Writing a custom plugin

Python
from cleanr.plugins import CleanrPlugin
from cleanr.engine  import CleanREngine
import pandas as pd

class StandardiseCountry(CleanrPlugin):
    name = "standardise_country"

    def run(self, df: pd.DataFrame) -> pd.DataFrame:
        if "country" in df.columns:
            df["country"] = df["country"].str.upper().str.strip()
            df["country"] = df["country"].replace({
                "UK": "GBR", "USA": "USA", "US": "USA"
            })
            self.log("Standardised country codes to ISO 3166-1 alpha-3")
        return df

engine = CleanREngine()
engine.register_plugin(StandardiseCountry())
engine.clean(Path("data.csv"), Path("clean.csv"))

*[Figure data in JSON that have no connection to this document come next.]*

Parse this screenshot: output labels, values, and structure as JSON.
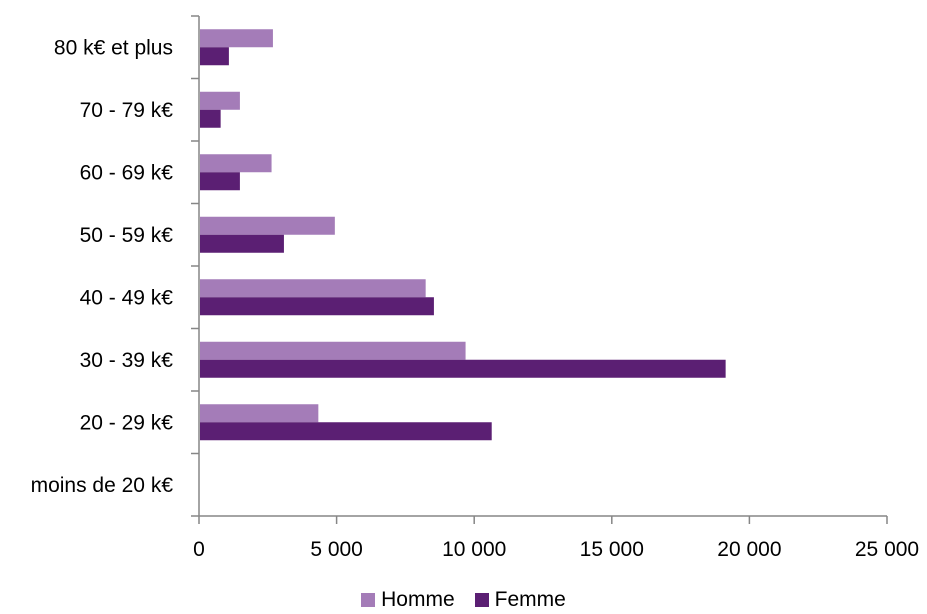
{
  "chart_data": {
    "type": "bar",
    "orientation": "horizontal",
    "categories": [
      "moins de 20 k€",
      "20 - 29 k€",
      "30 - 39 k€",
      "40 - 49 k€",
      "50 - 59 k€",
      "60 - 69 k€",
      "70 - 79 k€",
      "80 k€ et plus"
    ],
    "series": [
      {
        "name": "Homme",
        "color": "#a47cb8",
        "values": [
          0,
          4300,
          9650,
          8200,
          4900,
          2600,
          1450,
          2650
        ]
      },
      {
        "name": "Femme",
        "color": "#5b1f73",
        "values": [
          0,
          10600,
          19100,
          8500,
          3050,
          1450,
          750,
          1050
        ]
      }
    ],
    "x_ticks": [
      0,
      5000,
      10000,
      15000,
      20000,
      25000
    ],
    "x_tick_labels": [
      "0",
      "5 000",
      "10 000",
      "15 000",
      "20 000",
      "25 000"
    ],
    "xlim": [
      0,
      25000
    ],
    "grid": false,
    "legend_position": "bottom",
    "title": "",
    "xlabel": "",
    "ylabel": ""
  }
}
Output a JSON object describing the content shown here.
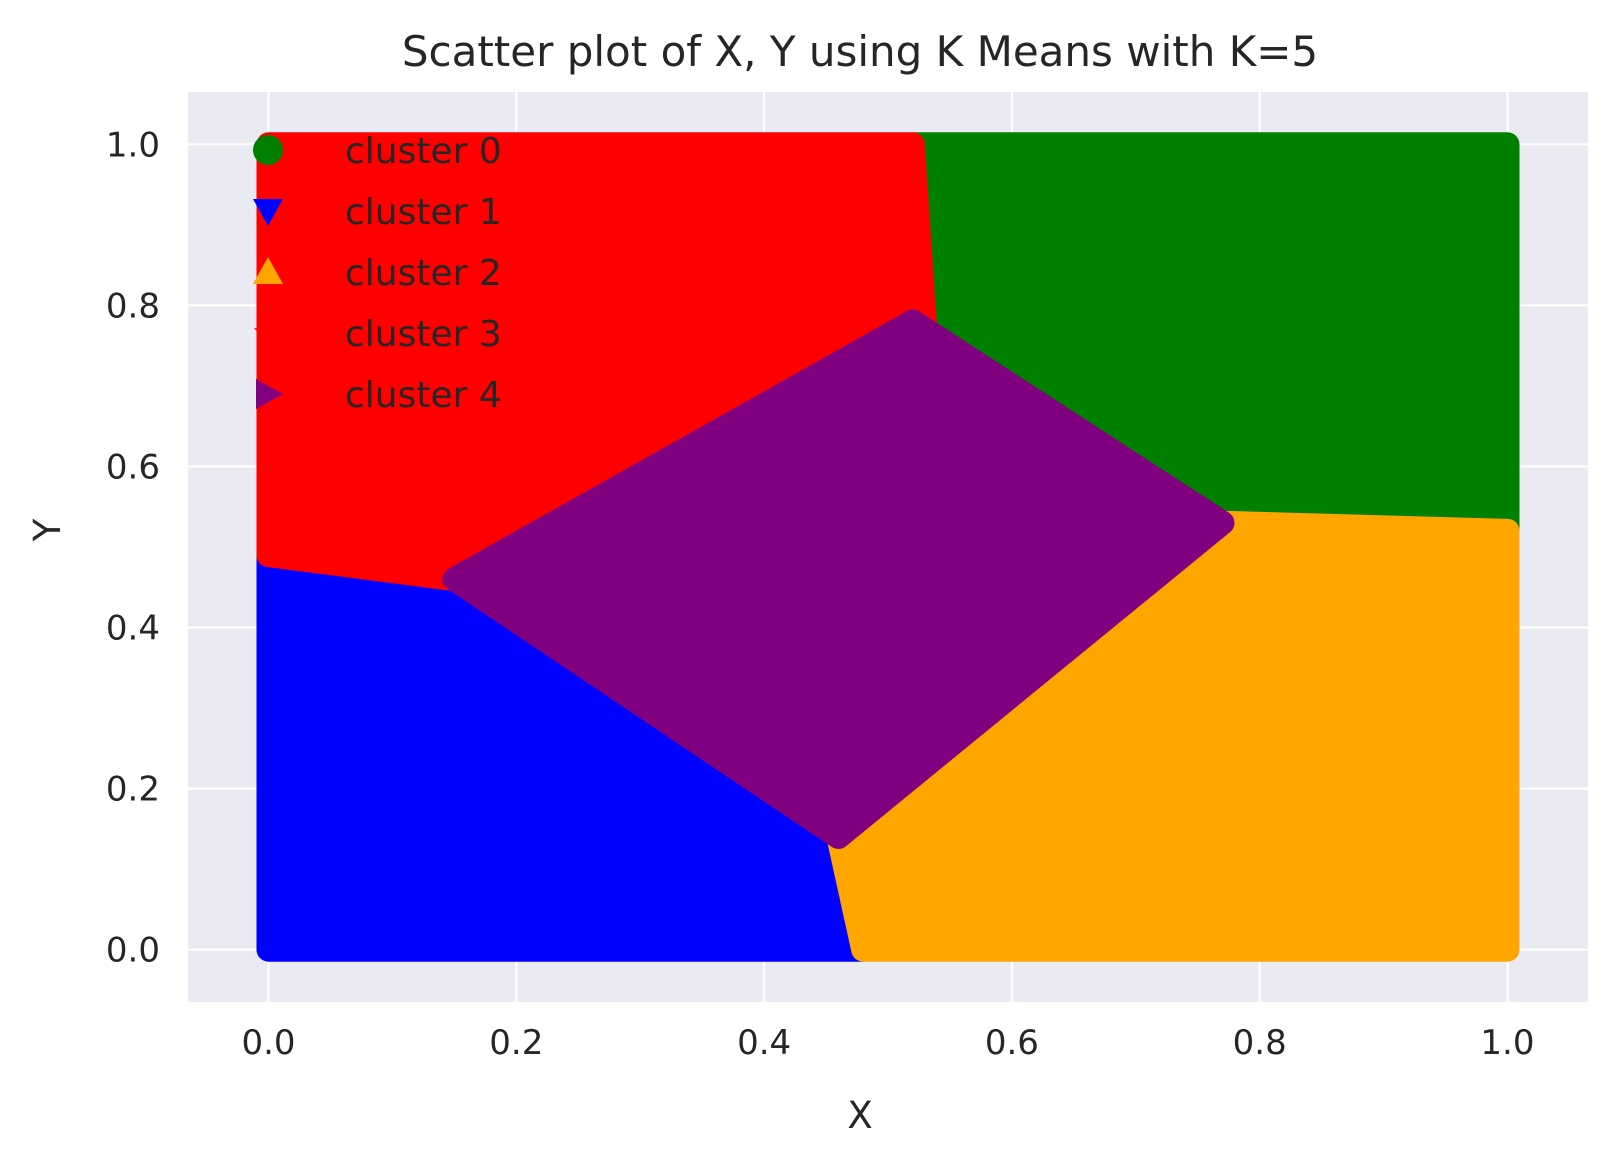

What runs on every cleanr file.csv

These all happen automatically — no flags required.

Format Detection

Magic-byte inspection, extension hints, and CSV dialect sniffing identify the format and encoding automatically — including compressed files.

Column Normalization

"First Name" becomes first_name. All column names are lowercased, punctuation replaced with underscores, duplicates disambiguated.

Whitespace Cleaning

Strips leading/trailing whitespace, collapses double spaces, and replaces empty strings and common null placeholders (N/A, null, None, nan) with proper NaN.

Duplicate Removal

Finds and removes fully duplicate rows. Near-duplicate detection is tracked in the quality report.

Constant Column Drop

Columns that carry zero information (single unique value across all rows) are automatically removed.

Schema Inference

Six-pass analysis per column: bool, integer, float, datetime (18 formats), semantic type (15 patterns), cardinality. Each inference has a confidence score.

Smart Imputation

Under 5% missing: median/mode. 5-40% missing: KNN with distance weighting. Over 40%: median with a warning. Datetimes: forward-fill then backward-fill.

Type Coercion

Columns inferred as integers, floats, booleans, datetimes, or categories are coerced to their correct types — with currency and percentage symbols stripped.

Format Validation

Invalid emails, phone numbers, URLs, UUIDs, IPv4 addresses, and other semantic types are flagged in dedicated _invalid_* columns.

Memory Optimization

Integer columns are downcast to the smallest fitting type. Low-cardinality strings become categories. Typical savings: 20-40%.

Quality Scoring

Five-dimension weighted score: Completeness (30%), Uniqueness (20%), Validity (20%), Consistency (15%), Accuracy (15%). Issues catalogued as Critical / Warning / Info.

SHA-256 Fingerprinting

Cryptographic hash of both raw file bytes and DataFrame content — before and after cleaning. Use to verify data integrity at any time.